The presence of pups after birth : effects on spatial memory and the pre-synaptic protein synaptophysin
Date of Award
Master of Arts
Dr. Craig H. Kinsley
Dr. Frederick J. Kozub
Dr. Kelly G. Lambert
A newly maternal rat goes through many changes when she gives birth, mostly due to prolonged elevation of hormones, particularly estrogen. Estrogen has been shown to increase memory capabilities by increasing synaptic activity in the CA1 hippocampus, but exactly how is still unknown. The current project uses reproductive experience to determine whether high hormone levels experienced during pregnancy and lactation affect spatial memory and synaptophysin, a pre-synaptic protein that controls vesicle exocytosis and thus may be responsible for enhanced synaptic connectivity. We found that reproduction itself does not affect memory of a spatial task, but the presence of pups has a deleterious effect on performance in the Morris water maze.
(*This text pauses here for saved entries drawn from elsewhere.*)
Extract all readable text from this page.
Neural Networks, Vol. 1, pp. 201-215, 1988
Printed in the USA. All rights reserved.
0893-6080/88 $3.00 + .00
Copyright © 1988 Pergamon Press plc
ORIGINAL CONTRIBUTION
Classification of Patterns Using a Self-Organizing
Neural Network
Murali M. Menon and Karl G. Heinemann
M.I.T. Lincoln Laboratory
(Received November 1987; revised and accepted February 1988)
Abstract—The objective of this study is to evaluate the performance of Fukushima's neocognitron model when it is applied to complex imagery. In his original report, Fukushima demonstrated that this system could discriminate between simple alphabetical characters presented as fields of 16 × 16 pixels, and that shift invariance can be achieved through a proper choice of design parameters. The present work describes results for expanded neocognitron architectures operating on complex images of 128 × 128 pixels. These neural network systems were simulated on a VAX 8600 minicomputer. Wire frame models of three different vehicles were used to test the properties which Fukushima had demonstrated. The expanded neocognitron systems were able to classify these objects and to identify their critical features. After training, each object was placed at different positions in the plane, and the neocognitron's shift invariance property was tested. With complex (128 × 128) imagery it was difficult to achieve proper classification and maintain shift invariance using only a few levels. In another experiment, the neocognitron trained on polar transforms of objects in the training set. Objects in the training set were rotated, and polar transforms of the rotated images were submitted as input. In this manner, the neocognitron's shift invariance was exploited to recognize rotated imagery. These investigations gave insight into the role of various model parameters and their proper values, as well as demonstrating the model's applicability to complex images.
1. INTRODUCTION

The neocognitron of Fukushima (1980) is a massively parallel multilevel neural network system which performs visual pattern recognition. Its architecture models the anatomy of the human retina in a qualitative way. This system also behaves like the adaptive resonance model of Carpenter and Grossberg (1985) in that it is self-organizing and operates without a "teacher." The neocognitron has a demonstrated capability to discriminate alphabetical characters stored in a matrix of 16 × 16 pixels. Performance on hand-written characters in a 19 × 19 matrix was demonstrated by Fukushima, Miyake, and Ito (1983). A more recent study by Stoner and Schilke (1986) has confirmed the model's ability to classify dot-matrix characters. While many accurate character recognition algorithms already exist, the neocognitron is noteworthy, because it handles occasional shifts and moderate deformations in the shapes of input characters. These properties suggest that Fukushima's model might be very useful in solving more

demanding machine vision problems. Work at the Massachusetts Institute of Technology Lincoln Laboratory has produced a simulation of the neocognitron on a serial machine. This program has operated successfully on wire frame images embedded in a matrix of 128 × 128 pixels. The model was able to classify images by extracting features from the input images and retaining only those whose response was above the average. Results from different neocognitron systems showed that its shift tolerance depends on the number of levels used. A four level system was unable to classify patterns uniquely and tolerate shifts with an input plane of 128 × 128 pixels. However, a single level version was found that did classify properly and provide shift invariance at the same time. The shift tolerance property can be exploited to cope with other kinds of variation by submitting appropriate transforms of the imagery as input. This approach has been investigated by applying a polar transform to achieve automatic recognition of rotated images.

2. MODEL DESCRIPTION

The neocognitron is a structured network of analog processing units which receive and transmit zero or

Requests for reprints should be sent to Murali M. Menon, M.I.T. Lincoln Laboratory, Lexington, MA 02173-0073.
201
Additionally, reproduction seems to play a role in elevating levels of SYN-IR, but not during the period of lactation. These findings suggest that removal of the lactating mother from her pups can result in decreased spatial abilities and synaptic function.
MacBeth, Abbe Hoffman, "The presence of pups after birth : effects on spatial memory and the pre-synaptic protein synaptophysin" (2003). Master's Theses. 654.